For several decades, Gyllenhaal received good advice and references to literature from Thunberg, but the correspondence seems to have ceased when the latter fell out with what he called "the damned Västergötland league," that is to say Gyllenhaal's friends the professors Johan and Adam Afzelius. The only foreign journey Gyllenhaal undertook was to Copenhagen, where he visited entomologists and studied collections. Gyllenhaal was in communication for many years with the French general and beetle specialist P. Dejean and the Finnish count C. G. Mannerheim, as well as the mild-mannered specialist in English bees W. Kirby. In an 1803 letter Gyllenhaal complains that his only "insect companion" in his home province, the magistrate C. H. Pentz in Alingsås, died. Later he received good compensation for this, when fellow-believer and entomologist C. J. Schönherr settled down at Sparrestad, situated not far from Skara.
On his Insecta Suecica, in which he classified and described Sweden's beetles, Gyllenhaal labored a good 30 years, and he had to pay for its printing himself [see photo below]. It was rewarded with the Academy of Science's gold medal, and made him an internationally known coleopterist. His remaining output was on a smaller scale: entomological reports and monographs. He contributed further with species descriptions in the works of Fallén, Dahlbom and Schönherr. In the transactions of the Academy of Science he participated only one time, and he never became close to the academy. Gyllenhaal's style in connection with scientific things is marked by a dry precision, and his descriptions by a completeness never before equalled. He introduced new rules for insect identification and new foundations for the classification of beetles. Among the acknowledgments he experienced, he placed special value on his election to honorary membership in the Société Entomologique in Paris, which was extremely sparing with such recognition.

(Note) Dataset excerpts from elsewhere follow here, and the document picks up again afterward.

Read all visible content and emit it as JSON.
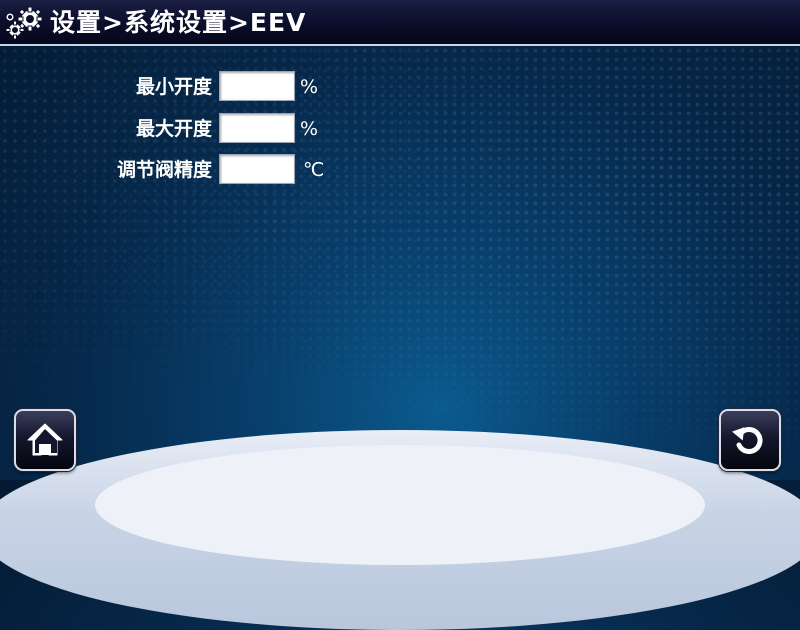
{
  "header": {
    "title": "设置>系统设置>EEV",
    "icon": "gears-icon"
  },
  "form": {
    "rows": [
      {
        "label": "最小开度",
        "value": "",
        "unit": "%"
      },
      {
        "label": "最大开度",
        "value": "",
        "unit": "%"
      },
      {
        "label": "调节阀精度",
        "value": "",
        "unit": "℃"
      }
    ]
  },
  "footer": {
    "home_icon": "home-icon",
    "back_icon": "back-arrow-icon"
  },
  "colors": {
    "header_bg": "#0a0e2a",
    "background": "#06284a",
    "field_bg": "#ffffff",
    "text": "#ffffff"
  }
}
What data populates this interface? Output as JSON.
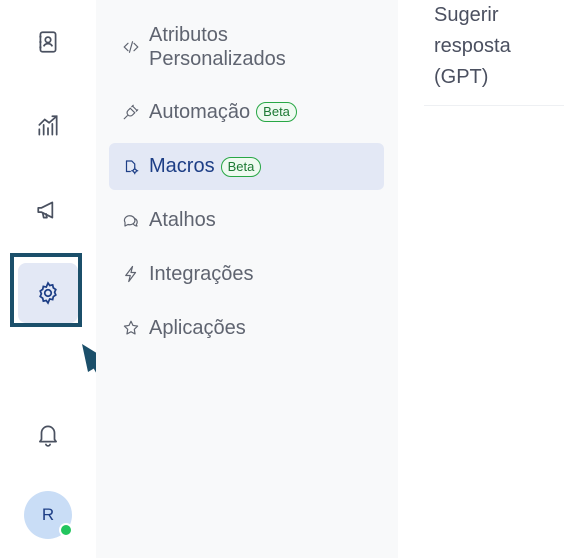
{
  "rail": {
    "items": [
      {
        "icon": "contact-book-icon"
      },
      {
        "icon": "reports-chart-icon"
      },
      {
        "icon": "megaphone-icon"
      },
      {
        "icon": "settings-gear-icon"
      },
      {
        "icon": "bell-icon"
      }
    ],
    "avatar_initial": "R",
    "status_color": "#22c55e"
  },
  "menu": {
    "items": [
      {
        "label": "Atributos Personalizados",
        "icon": "code-icon"
      },
      {
        "label": "Automação",
        "icon": "plug-icon",
        "badge": "Beta"
      },
      {
        "label": "Macros",
        "icon": "macro-icon",
        "badge": "Beta"
      },
      {
        "label": "Atalhos",
        "icon": "chat-bubbles-icon"
      },
      {
        "label": "Integrações",
        "icon": "lightning-icon"
      },
      {
        "label": "Aplicações",
        "icon": "star-icon"
      }
    ]
  },
  "content": {
    "gpt_label": "Sugerir resposta (GPT)"
  },
  "colors": {
    "accent": "#1d3e86",
    "active_bg": "#e3e8f5",
    "highlight": "#1b4f6a",
    "beta_green": "#28a745"
  }
}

"The Flyhouse" also contained Gyllenhaal's library. The printed list of this extends to 98 pages. It contained, besides natural science, philosophy, biographies and Swedenborgiana, a multitude of rare printings from the 15- and 1600's, as well as one of the most complete collections of dissertations from Swedish universities. Much of it can be presumed to be an inheritance from his father, but the collecting had been continued by the son well into the 1830's.

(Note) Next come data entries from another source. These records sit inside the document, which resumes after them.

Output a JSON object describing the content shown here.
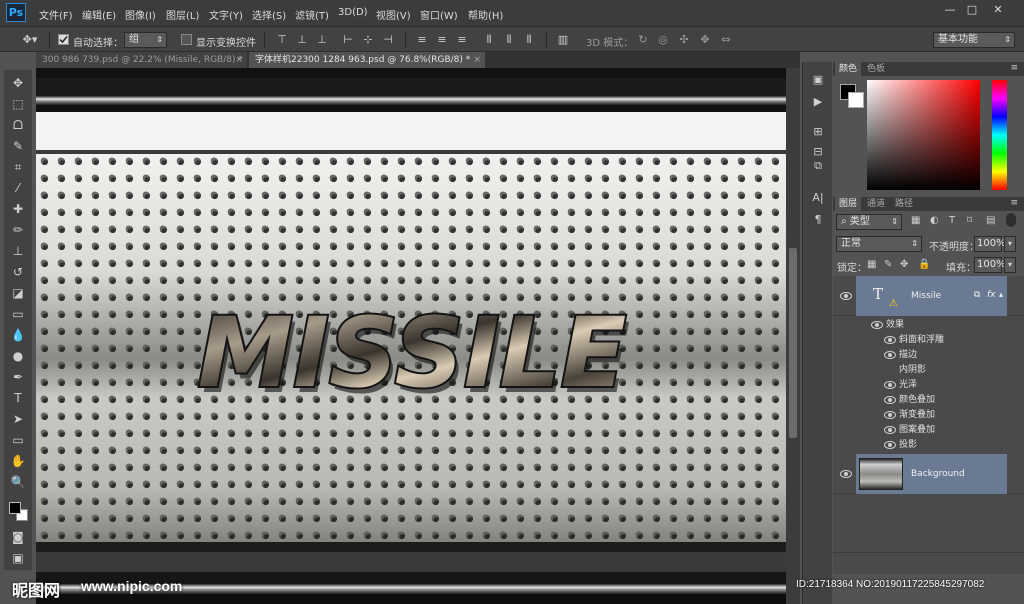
{
  "app": {
    "logo": "Ps"
  },
  "menu": [
    "文件(F)",
    "编辑(E)",
    "图像(I)",
    "图层(L)",
    "文字(Y)",
    "选择(S)",
    "滤镜(T)",
    "3D(D)",
    "视图(V)",
    "窗口(W)",
    "帮助(H)"
  ],
  "window_controls": {
    "minimize": "—",
    "maximize": "□",
    "close": "✕"
  },
  "options": {
    "auto_select_label": "自动选择：",
    "auto_select_value": "组",
    "show_transform_label": "显示变换控件",
    "mode3d_label": "3D 模式：",
    "workspace": "基本功能"
  },
  "tabs": [
    {
      "label": "300 986 739.psd @ 22.2% (Missile, RGB/8) *",
      "close": "×"
    },
    {
      "label": "字体样机22300 1284 963.psd @ 76.8%(RGB/8) *",
      "close": "×"
    }
  ],
  "canvas": {
    "text": "MISSILE"
  },
  "color_panel": {
    "tabs": [
      "颜色",
      "色板"
    ]
  },
  "layers_panel": {
    "tabs": [
      "图层",
      "通道",
      "路径"
    ],
    "filter_label": "类型",
    "blend_mode": "正常",
    "opacity_label": "不透明度：",
    "opacity_value": "100%",
    "lock_label": "锁定：",
    "fill_label": "填充：",
    "fill_value": "100%",
    "layers": [
      {
        "name": "Missile",
        "kind": "text",
        "thumb": "T",
        "fx": "fx"
      },
      {
        "name": "Background",
        "kind": "image"
      }
    ],
    "effects_label": "效果",
    "effects": [
      {
        "name": "斜面和浮雕",
        "visible": true
      },
      {
        "name": "描边",
        "visible": true
      },
      {
        "name": "内阴影",
        "visible": false
      },
      {
        "name": "光泽",
        "visible": true
      },
      {
        "name": "颜色叠加",
        "visible": true
      },
      {
        "name": "渐变叠加",
        "visible": true
      },
      {
        "name": "图案叠加",
        "visible": true
      },
      {
        "name": "投影",
        "visible": true
      }
    ]
  },
  "watermark": {
    "logo": "昵图网",
    "url": "www.nipic.com",
    "id_text": "ID:21718364 NO:20190117225845297082"
  },
  "colors": {
    "selected_layer": "#6a7a93",
    "accent": "#31a8ff"
  }
}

Gyllenhaal was a tall man, widely known for his vigor. In 1783 he had been forced to amputate the toes of one foot after being frostbitten, which made his gait stiff and halting. During the last three years of his life he was nearly blind. He retained his mental faculties to the end of his days. Gyllenhaal's grandson Anders Leonard emigrated to the United States, where his descendants held fast to their forefather's faith, and worked as active members and teachers in the New Church.